Sarah B. Berman, M.D., Ph.D.

Assistant Professor

Dr. Berman received her undergraduate degree in Human Biology from Stanford University.  She received an M.D. from the University of Pittsburgh School of Medicine and a Ph.D. from the University of Pittsburgh Department of Neuroscience.  She completed neurology residency and fellowship training at the Johns Hopkins University School of Medicine and was recruited to the University of Pittsburgh Department of Neurology and Pittsburgh Institute for Neurodegenerative Diseases in 2005.  Dr. Berman is a diplomate of the American Board of Psychiatry and Neurology.  She is also a member of the Board of Directors of the Parkinson Foundation of Western Pennsylvania, and sits on their Scientific Advisory Board.

Dr. Berman’s research focuses on the role of mitochondria in neurodegenerative diseases, particularly Parkinson’s disease, and her laboratory is evaluating the role of mitochondrial dynamics in neurodegenerative diseases.  Mitochondria, the energy-producing organelles in cells, are very dynamic in neurons, undergoing frequent division (fission) and fusion, and being transported in a regulated fashion. These processes are critical for synapse function and formation, programmed cell death mechanisms, and protection of mitochondrial DNA.  Changes in mitochondrial dynamics are increasingly being linked to neurodegenerative diseases.  However, these mitochondrial processes have been very difficult to study directly, particularly in the brain.  Using novel methodology, Dr. Berman’s laboratory directly studies the role of mitochondrial dynamics in neurotoxicity/neuroprotection in chronic Parkinson’s disease models, aging, and other neurodegenerative diseases, with the goals of elucidating important mitochondrial mechanisms in neurodegeneration and providing potential new therapeutic targets.

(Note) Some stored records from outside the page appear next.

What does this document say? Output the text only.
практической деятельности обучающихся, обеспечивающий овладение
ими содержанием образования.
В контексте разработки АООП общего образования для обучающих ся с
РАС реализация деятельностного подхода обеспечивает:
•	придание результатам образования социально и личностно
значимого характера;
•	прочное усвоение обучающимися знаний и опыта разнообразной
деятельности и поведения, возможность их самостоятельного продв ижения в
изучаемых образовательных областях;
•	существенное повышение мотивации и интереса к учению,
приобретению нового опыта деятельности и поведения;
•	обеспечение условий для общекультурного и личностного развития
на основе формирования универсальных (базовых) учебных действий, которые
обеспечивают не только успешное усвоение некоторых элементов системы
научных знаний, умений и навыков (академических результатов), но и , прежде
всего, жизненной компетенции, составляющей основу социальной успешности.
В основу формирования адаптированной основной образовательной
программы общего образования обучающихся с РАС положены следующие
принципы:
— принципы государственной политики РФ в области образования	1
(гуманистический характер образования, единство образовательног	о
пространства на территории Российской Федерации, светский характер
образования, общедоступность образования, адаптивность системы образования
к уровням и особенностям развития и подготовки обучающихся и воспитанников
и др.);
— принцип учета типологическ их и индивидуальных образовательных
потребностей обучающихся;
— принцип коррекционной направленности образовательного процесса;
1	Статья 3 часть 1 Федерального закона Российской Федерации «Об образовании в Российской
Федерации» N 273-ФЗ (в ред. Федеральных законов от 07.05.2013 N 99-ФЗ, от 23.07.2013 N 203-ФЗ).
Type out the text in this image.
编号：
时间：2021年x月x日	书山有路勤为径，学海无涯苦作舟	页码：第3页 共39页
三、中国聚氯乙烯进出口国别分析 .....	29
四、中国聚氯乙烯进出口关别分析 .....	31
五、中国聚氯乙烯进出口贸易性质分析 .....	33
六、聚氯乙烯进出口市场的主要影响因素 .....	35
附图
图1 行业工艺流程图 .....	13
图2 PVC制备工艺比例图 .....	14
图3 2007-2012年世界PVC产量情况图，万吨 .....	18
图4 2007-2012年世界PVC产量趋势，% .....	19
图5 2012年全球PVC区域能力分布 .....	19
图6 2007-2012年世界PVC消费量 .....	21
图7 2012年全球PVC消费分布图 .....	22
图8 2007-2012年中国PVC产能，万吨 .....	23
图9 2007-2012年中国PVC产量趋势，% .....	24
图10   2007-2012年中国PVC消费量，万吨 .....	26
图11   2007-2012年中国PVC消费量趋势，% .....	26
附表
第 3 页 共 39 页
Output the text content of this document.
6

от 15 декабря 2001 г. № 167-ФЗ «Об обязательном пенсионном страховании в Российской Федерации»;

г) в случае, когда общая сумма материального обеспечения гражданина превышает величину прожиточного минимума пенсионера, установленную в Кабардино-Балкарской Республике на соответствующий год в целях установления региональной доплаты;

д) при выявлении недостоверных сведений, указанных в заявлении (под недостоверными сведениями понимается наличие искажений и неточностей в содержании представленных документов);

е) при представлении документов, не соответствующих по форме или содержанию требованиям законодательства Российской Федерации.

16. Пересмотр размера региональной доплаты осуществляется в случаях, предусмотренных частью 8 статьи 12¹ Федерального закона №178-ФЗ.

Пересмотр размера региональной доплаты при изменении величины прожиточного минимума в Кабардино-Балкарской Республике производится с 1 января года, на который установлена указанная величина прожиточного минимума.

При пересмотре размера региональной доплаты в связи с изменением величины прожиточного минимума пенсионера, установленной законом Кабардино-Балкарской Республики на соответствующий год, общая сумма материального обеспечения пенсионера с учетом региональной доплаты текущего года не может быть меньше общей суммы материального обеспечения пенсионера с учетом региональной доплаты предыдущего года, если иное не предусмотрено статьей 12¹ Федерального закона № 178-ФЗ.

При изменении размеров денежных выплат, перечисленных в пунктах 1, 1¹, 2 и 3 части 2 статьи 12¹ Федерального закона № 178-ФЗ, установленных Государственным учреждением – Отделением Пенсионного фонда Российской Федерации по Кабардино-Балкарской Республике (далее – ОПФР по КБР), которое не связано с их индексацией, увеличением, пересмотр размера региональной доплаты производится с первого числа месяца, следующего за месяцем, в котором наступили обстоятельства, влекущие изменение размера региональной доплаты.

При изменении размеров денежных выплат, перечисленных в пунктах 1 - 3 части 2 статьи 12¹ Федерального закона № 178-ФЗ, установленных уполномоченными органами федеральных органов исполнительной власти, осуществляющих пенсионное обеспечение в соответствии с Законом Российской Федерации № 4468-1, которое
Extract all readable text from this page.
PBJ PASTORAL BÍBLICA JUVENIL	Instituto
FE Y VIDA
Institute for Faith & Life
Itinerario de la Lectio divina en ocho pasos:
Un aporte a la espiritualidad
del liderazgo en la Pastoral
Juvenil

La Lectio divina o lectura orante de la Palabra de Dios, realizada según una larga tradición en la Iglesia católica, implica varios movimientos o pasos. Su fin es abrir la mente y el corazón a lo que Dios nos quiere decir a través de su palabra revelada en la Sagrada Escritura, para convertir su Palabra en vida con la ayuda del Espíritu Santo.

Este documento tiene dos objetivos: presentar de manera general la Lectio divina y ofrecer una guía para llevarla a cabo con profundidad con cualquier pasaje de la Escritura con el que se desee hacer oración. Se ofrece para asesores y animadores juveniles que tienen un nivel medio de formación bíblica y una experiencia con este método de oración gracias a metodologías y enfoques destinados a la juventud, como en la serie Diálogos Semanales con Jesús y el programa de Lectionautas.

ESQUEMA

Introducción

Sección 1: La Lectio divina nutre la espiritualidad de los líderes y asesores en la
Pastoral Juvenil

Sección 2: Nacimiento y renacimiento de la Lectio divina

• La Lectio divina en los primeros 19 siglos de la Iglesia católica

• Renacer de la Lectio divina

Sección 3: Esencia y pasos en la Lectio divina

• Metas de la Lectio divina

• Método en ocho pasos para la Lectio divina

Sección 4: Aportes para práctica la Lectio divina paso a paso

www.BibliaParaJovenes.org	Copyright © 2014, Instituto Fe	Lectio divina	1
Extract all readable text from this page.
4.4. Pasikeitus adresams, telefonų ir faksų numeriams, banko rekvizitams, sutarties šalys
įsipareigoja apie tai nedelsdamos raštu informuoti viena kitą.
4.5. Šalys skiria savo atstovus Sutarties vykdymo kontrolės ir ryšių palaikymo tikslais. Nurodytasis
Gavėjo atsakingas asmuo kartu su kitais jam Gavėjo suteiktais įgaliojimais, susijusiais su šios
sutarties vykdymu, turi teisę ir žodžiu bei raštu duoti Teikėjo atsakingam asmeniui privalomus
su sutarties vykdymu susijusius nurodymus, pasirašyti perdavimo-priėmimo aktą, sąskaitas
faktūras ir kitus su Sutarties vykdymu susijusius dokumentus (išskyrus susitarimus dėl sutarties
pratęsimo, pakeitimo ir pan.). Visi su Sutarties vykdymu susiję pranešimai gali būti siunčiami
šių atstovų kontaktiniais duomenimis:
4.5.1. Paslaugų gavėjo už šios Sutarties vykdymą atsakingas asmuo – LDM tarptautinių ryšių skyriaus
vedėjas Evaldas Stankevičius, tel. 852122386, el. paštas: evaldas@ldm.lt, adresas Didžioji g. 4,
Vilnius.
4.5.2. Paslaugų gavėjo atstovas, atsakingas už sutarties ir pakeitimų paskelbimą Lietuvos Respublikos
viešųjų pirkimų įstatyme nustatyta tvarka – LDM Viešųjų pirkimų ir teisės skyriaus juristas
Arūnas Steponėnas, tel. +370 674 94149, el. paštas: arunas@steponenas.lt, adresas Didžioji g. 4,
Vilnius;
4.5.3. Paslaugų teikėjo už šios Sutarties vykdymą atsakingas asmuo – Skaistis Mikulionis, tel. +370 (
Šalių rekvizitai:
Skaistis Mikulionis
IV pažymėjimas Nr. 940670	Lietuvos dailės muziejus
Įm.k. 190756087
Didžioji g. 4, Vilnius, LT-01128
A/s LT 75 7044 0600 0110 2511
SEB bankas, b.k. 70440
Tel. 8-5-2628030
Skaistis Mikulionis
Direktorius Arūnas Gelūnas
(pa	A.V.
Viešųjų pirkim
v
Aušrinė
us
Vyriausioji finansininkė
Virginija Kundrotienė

Dr. Berman’s research has been funded by the National Institute of Neurological Disorders and Stroke of the National Institutes of Health, the American Parkinson Disease Association, Pittsburgh Institute for Neurodegenerative Diseases, and the University of Pittsburgh Alzheimer’s Disease Research Center.

Recent Publications:

  • Van Laar VS and Berman SB. Mitochondrial dynamics in Parkinson’s disease (2009) Exp. Neurol. In press.
  • Berman SB, Chen Y, Qi, B, McCaffery JM, Rucker EB, Goebbels S, Nave K-A, Arnold BA, Jonas EA, Pineda FJ, and Hardwick JM (2009) Bcl-xL increases mitochondrial fission, fusion and biomass in neurons. J. Cell Biol. 184(5) 707-719.
  • Berman SB, Pineda F, and Hardwick JM. (2008) Mitochondrial fission and fusion dynamics: the long and the short of it. Cell Death Differ.15(7), 1147-52.
  • Cheng W., Berman SB, Ivanovska I, Jonas EA, Lee SJ, Chen Y, Kaczmarek LK, Pineda F, and Hardwick JM (2006) Mitochondrial factors with duals roles in death and survival.  Oncogene. 25, 4697-4705.
  • Berman SB and Greenamyre JT (2006) Update on Huntington’s disease.  Curr Neurol Neurosci Rep.  6(4): 281-6.
  • Berman SB, Watkins SC, and Hastings TG (2000) Quantitative biochemical and ultrastructural comparison of mitochondrial permeability transition in isolated brain and liver mitochondria: Evidence for reduced sensitivity of brain mitochondria.  Exp. Neurol. 164 (2): 415-425.
  • Berman SB and Hastings TG (1999) Dopamine oxidation alters mitochondrial respiration and induces permeability transition in brain mitochondria: Implications for Parkinson’s disease.  J. Neurochem., 73, 1127-1137.
  • Hastings TG and Berman SB (1999) Dopamine-induced toxicity and quinone modification of proteins.  In The Role of Catechol Quinone Species in Cellular Toxicity.  F.P. Graham Publishing.